I am sorry about the nail gun that terrifies you.
I am sorry about the sander that makes your three little legs shiver.
I am sorry about the pit bull (mix) that has taken up residence in our house the last couple weeks,
confining you to my arms or the "other" room.
I am sorry that you haven't been able to find your water bowl because it's in a different place every 20 minutes.
I am sorry that your intake of biscuits is four to ten times your intake of actual food.
Wait. You are fine with that. I take that sorry back.
But I am sorry that sometimes you have mattresses falling on you. I am glad it was only twice.
I am sorry that you seem to always walk into the wrong room to go to sleep every night.
I am sorry about that white paint on the top of your head.
I am sorry that when I tried to get it out I put more paint in.
I am sorry that you have to go to the bathroom on wood scraps and sawdust outside.
I am sorry that if you want to be in the same room as us you have to lay on old insulation or burlap sacks.
I am sorry that I told you that tupperware storage was a crib.
I love you.
Love,
your mom, (you lucky dog.)
Leanne







overwhelmed.


Jul 17, 2012

"You should have been a cow."



When I was discussing the bedroom walls with my brother and telling him how I liked the wood looking imperfect and just white-ish, his reply, as he kept painting was:

"You should have been a cow.  . .
or a horse. . .
or something so that you could live in a barn."

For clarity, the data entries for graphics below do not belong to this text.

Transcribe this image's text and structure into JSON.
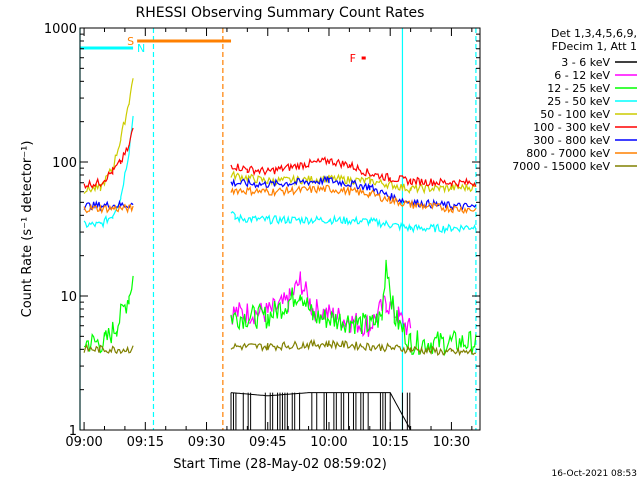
{
  "chart_data": {
    "type": "line",
    "title": "RHESSI Observing Summary Count Rates",
    "xlabel": "Start Time (28-May-02 08:59:02)",
    "ylabel": "Count Rate (s⁻¹ detector⁻¹)",
    "y_scale": "log",
    "ylim": [
      1,
      1000
    ],
    "xlim": [
      "08:59",
      "10:37"
    ],
    "y_ticks": [
      {
        "value": 1,
        "label": "1"
      },
      {
        "value": 10,
        "label": "10"
      },
      {
        "value": 100,
        "label": "100"
      },
      {
        "value": 1000,
        "label": "1000"
      }
    ],
    "x_ticks": [
      {
        "time": "09:00",
        "label": "09:00"
      },
      {
        "time": "09:15",
        "label": "09:15"
      },
      {
        "time": "09:30",
        "label": "09:30"
      },
      {
        "time": "09:45",
        "label": "09:45"
      },
      {
        "time": "10:00",
        "label": "10:00"
      },
      {
        "time": "10:15",
        "label": "10:15"
      },
      {
        "time": "10:30",
        "label": "10:30"
      }
    ],
    "legend_header": [
      "Det 1,3,4,5,6,9,",
      "FDecim 1, Att 1"
    ],
    "legend_position": "right",
    "footer": "16-Oct-2021 08:53",
    "series": [
      {
        "name": "3 - 6 keV",
        "color": "#000000",
        "points": [
          [
            "09:36",
            1.9
          ],
          [
            "09:45",
            1.8
          ],
          [
            "09:55",
            1.9
          ],
          [
            "10:05",
            1.9
          ],
          [
            "10:15",
            1.9
          ],
          [
            "10:20",
            1.0
          ]
        ]
      },
      {
        "name": "6 - 12 keV",
        "color": "#ff00ff",
        "points": [
          [
            "09:36",
            7.5
          ],
          [
            "09:45",
            7.5
          ],
          [
            "09:50",
            9
          ],
          [
            "09:53",
            13
          ],
          [
            "09:56",
            8
          ],
          [
            "10:05",
            6.5
          ],
          [
            "10:10",
            6
          ],
          [
            "10:14",
            9
          ],
          [
            "10:17",
            7
          ],
          [
            "10:20",
            5.5
          ]
        ]
      },
      {
        "name": "12 - 25 keV",
        "color": "#00ff00",
        "points": [
          [
            "09:00",
            4.5
          ],
          [
            "09:05",
            4.5
          ],
          [
            "09:08",
            6
          ],
          [
            "09:11",
            10
          ],
          [
            "09:12",
            14
          ],
          [
            "09:36",
            7
          ],
          [
            "09:45",
            7
          ],
          [
            "09:50",
            9
          ],
          [
            "09:53",
            11
          ],
          [
            "09:56",
            7
          ],
          [
            "10:05",
            6.5
          ],
          [
            "10:10",
            6
          ],
          [
            "10:13",
            7
          ],
          [
            "10:14",
            19
          ],
          [
            "10:16",
            7
          ],
          [
            "10:20",
            4.5
          ],
          [
            "10:36",
            4.5
          ]
        ]
      },
      {
        "name": "25 - 50 keV",
        "color": "#00ffff",
        "points": [
          [
            "09:00",
            34
          ],
          [
            "09:04",
            34
          ],
          [
            "09:07",
            40
          ],
          [
            "09:09",
            55
          ],
          [
            "09:11",
            120
          ],
          [
            "09:12",
            220
          ],
          [
            "09:36",
            44
          ],
          [
            "09:37",
            38
          ],
          [
            "09:45",
            37
          ],
          [
            "10:00",
            37
          ],
          [
            "10:10",
            36
          ],
          [
            "10:15",
            34
          ],
          [
            "10:20",
            32
          ],
          [
            "10:30",
            32
          ],
          [
            "10:36",
            33
          ]
        ]
      },
      {
        "name": "50 - 100 keV",
        "color": "#cccc00",
        "points": [
          [
            "09:00",
            62
          ],
          [
            "09:04",
            64
          ],
          [
            "09:07",
            90
          ],
          [
            "09:09",
            150
          ],
          [
            "09:11",
            280
          ],
          [
            "09:12",
            420
          ],
          [
            "09:36",
            80
          ],
          [
            "09:45",
            72
          ],
          [
            "10:00",
            75
          ],
          [
            "10:10",
            72
          ],
          [
            "10:15",
            68
          ],
          [
            "10:20",
            63
          ],
          [
            "10:30",
            64
          ],
          [
            "10:36",
            65
          ]
        ]
      },
      {
        "name": "100 - 300 keV",
        "color": "#ff0000",
        "points": [
          [
            "09:00",
            68
          ],
          [
            "09:04",
            70
          ],
          [
            "09:07",
            85
          ],
          [
            "09:09",
            100
          ],
          [
            "09:11",
            130
          ],
          [
            "09:12",
            180
          ],
          [
            "09:36",
            95
          ],
          [
            "09:40",
            88
          ],
          [
            "09:45",
            85
          ],
          [
            "09:55",
            97
          ],
          [
            "10:00",
            102
          ],
          [
            "10:05",
            95
          ],
          [
            "10:10",
            82
          ],
          [
            "10:15",
            76
          ],
          [
            "10:20",
            72
          ],
          [
            "10:30",
            70
          ],
          [
            "10:36",
            70
          ]
        ]
      },
      {
        "name": "300 - 800 keV",
        "color": "#0000ff",
        "points": [
          [
            "09:00",
            47
          ],
          [
            "09:12",
            48
          ],
          [
            "09:36",
            70
          ],
          [
            "09:45",
            68
          ],
          [
            "10:00",
            73
          ],
          [
            "10:10",
            65
          ],
          [
            "10:15",
            55
          ],
          [
            "10:20",
            50
          ],
          [
            "10:30",
            47
          ],
          [
            "10:36",
            46
          ]
        ]
      },
      {
        "name": "800 - 7000 keV",
        "color": "#ff8000",
        "points": [
          [
            "09:00",
            45
          ],
          [
            "09:12",
            45
          ],
          [
            "09:36",
            62
          ],
          [
            "09:45",
            60
          ],
          [
            "10:00",
            63
          ],
          [
            "10:10",
            58
          ],
          [
            "10:15",
            52
          ],
          [
            "10:20",
            48
          ],
          [
            "10:30",
            45
          ],
          [
            "10:36",
            44
          ]
        ]
      },
      {
        "name": "7000 - 15000 keV",
        "color": "#808000",
        "points": [
          [
            "09:00",
            4
          ],
          [
            "09:12",
            4
          ],
          [
            "09:36",
            4.2
          ],
          [
            "09:45",
            4.2
          ],
          [
            "10:00",
            4.4
          ],
          [
            "10:10",
            4.2
          ],
          [
            "10:20",
            4
          ],
          [
            "10:30",
            3.8
          ],
          [
            "10:36",
            3.8
          ]
        ]
      }
    ],
    "data_gaps": [
      [
        "09:12",
        "09:36"
      ]
    ],
    "markers": [
      {
        "label": "S",
        "color": "#ff8000",
        "start": "09:13",
        "end": "09:36"
      },
      {
        "label": "N",
        "color": "#00ffff",
        "start": "08:59",
        "end": "09:12"
      },
      {
        "label": "F",
        "color": "#ff0000",
        "start": "10:08",
        "end": "10:09"
      }
    ],
    "night_bands": [
      {
        "color": "#00ffff",
        "solid": "08:59",
        "dashed": "09:17"
      },
      {
        "color": "#00ffff",
        "solid": "10:18",
        "dashed": "10:36"
      }
    ],
    "saa_lines": [
      {
        "color": "#ff8000",
        "dashed": "09:34"
      }
    ]
  }
}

Cows and horses, my style icons.




Jul 16, 2012

2 and a half bedroom

the hallway is now turning into YOUR guest room!

complete with lights and outlet to charge your iwhatever. 

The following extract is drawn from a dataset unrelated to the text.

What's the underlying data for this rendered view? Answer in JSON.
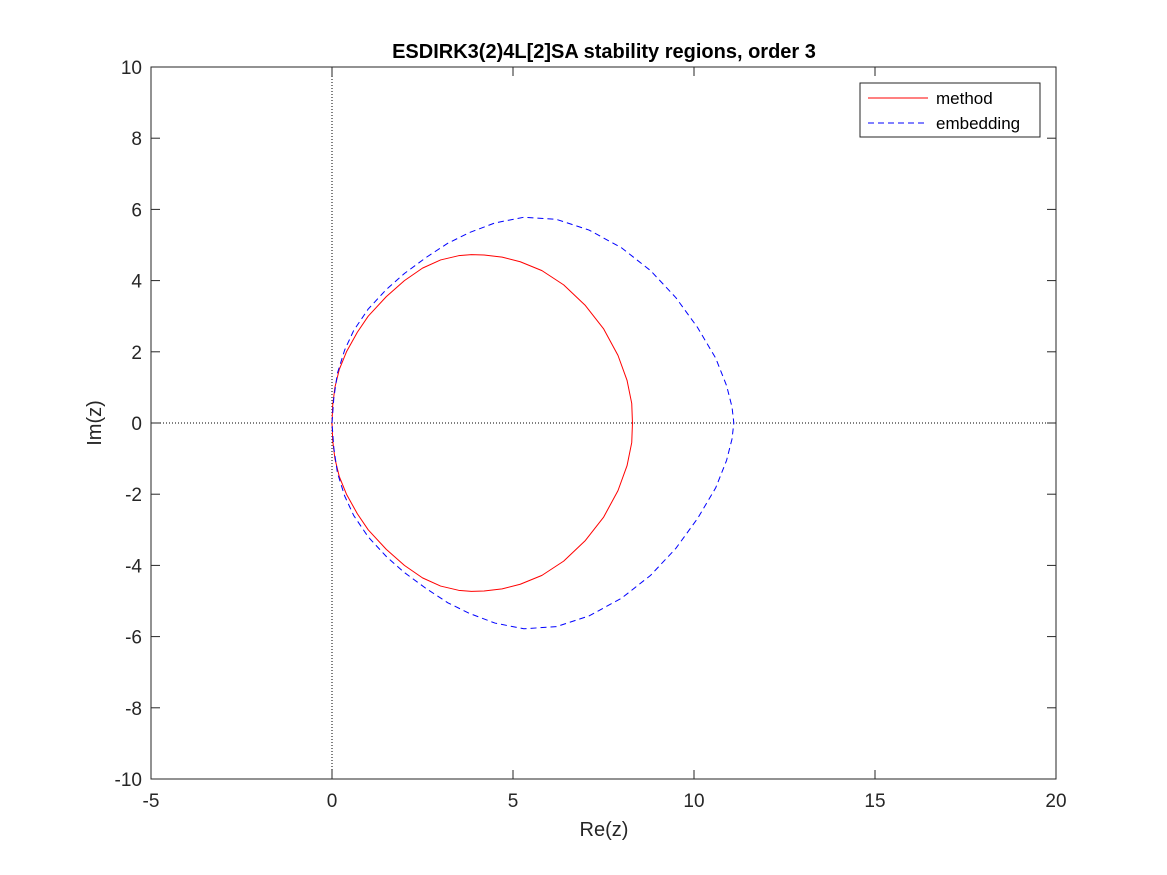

and tons of secret storage. this is tom's room. 


Jul 14, 2012

Log Cabin


A lot of trees were killed in the making of this room. 




Jul 13, 2012

And just like that

The ceiling goes back up. Fully insulated and everything!
Amazing.






Jul 12, 2012

The Steve Ford Show

When you are trying to redo your house while still traveling all over the country for work you have to get creative. 

Brad and I were in NYC for work the other day and had to talk to my brother about what our vision was with the room. After some very annoying phone conversations we remembered we lived in the days of facetime! Our carpenter consultation got much more interesting and effective!

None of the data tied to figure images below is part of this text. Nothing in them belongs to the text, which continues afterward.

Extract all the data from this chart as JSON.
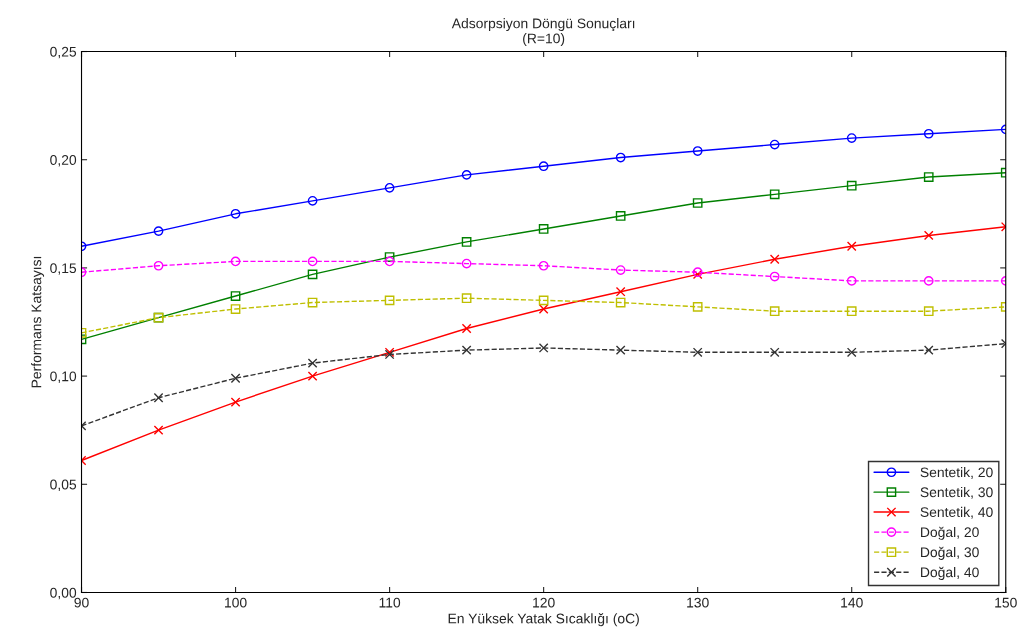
{
  "chart_data": {
    "type": "line",
    "title": "Adsorpsiyon Döngü Sonuçları",
    "subtitle": "(R=10)",
    "xlabel": "En Yüksek Yatak Sıcaklığı (oC)",
    "ylabel": "Performans Katsayısı",
    "x": [
      90,
      95,
      100,
      105,
      110,
      115,
      120,
      125,
      130,
      135,
      140,
      145,
      150
    ],
    "xlim": [
      90,
      150
    ],
    "xticks": [
      90,
      100,
      110,
      120,
      130,
      140,
      150
    ],
    "ylim": [
      0,
      0.25
    ],
    "yticks": [
      {
        "value": 0,
        "label": "0,00"
      },
      {
        "value": 0.05,
        "label": "0,05"
      },
      {
        "value": 0.1,
        "label": "0,10"
      },
      {
        "value": 0.15,
        "label": "0,15"
      },
      {
        "value": 0.2,
        "label": "0,20"
      },
      {
        "value": 0.25,
        "label": "0,25"
      }
    ],
    "grid": false,
    "legend": "bottom right",
    "series": [
      {
        "name": "Sentetik, 20",
        "color": "#0000ff",
        "marker": "circle",
        "line_style": "solid",
        "values": [
          0.16,
          0.167,
          0.175,
          0.181,
          0.187,
          0.193,
          0.197,
          0.201,
          0.204,
          0.207,
          0.21,
          0.212,
          0.214
        ]
      },
      {
        "name": "Sentetik, 30",
        "color": "#008000",
        "marker": "square",
        "line_style": "solid",
        "values": [
          0.117,
          0.127,
          0.137,
          0.147,
          0.155,
          0.162,
          0.168,
          0.174,
          0.18,
          0.184,
          0.188,
          0.192,
          0.194
        ]
      },
      {
        "name": "Sentetik, 40",
        "color": "#ff0000",
        "marker": "cross",
        "line_style": "solid",
        "values": [
          0.061,
          0.075,
          0.088,
          0.1,
          0.111,
          0.122,
          0.131,
          0.139,
          0.147,
          0.154,
          0.16,
          0.165,
          0.169
        ]
      },
      {
        "name": "Doğal, 20",
        "color": "#ff00ff",
        "marker": "circle",
        "line_style": "dashed",
        "values": [
          0.148,
          0.151,
          0.153,
          0.153,
          0.153,
          0.152,
          0.151,
          0.149,
          0.148,
          0.146,
          0.144,
          0.144,
          0.144
        ]
      },
      {
        "name": "Doğal, 30",
        "color": "#bfbf00",
        "marker": "square",
        "line_style": "dashed",
        "values": [
          0.12,
          0.127,
          0.131,
          0.134,
          0.135,
          0.136,
          0.135,
          0.134,
          0.132,
          0.13,
          0.13,
          0.13,
          0.132
        ]
      },
      {
        "name": "Doğal, 40",
        "color": "#333333",
        "marker": "cross",
        "line_style": "dashed",
        "values": [
          0.077,
          0.09,
          0.099,
          0.106,
          0.11,
          0.112,
          0.113,
          0.112,
          0.111,
          0.111,
          0.111,
          0.112,
          0.115
        ]
      }
    ]
  }
}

Below I will try to do a recap of exactly what Steve is saying in each shot. As far as I can recall:


"So basically, if you look here, you guys live in a shack."




 "I get that you want to show these amazing beams and wood but we live in PENNSYLVANIA, not the Bahamas."




 "Well I can do it, but overall, this was a pretty dumb idea. 
Have fun being glamorous in New York while I am sweating in your 105 degree attic. . .I mean, new bedroom."




Yoko the dog:
"Idiots."


Jul 7, 2012

Just one question . . .

How have these now become the BEFORE pictures??


AND now these are the AFTER? 



Or actually they are more like the . . .holy cow what are we doing shots. 



Oh yea .. . .that's right. . .this is EXACTLY what we are doing.


Jul 6, 2012

A bunch of crazies.

That's what we are, a bunch of crazies with too many power tools to play with.

 Here we are, perfectly beautiful bedroom. 
All walls in tact . . .
It even has a ceiling!
Nice wood floors . .. 
but nooooooooooo . .. . . that just won't cut it for us. 

So you know what happens when something doesn't cut it around here in the Shaffer household. . .

We throw it out the window. 





Ladies and gentlemen,
 Get ready for the new master bedroom project.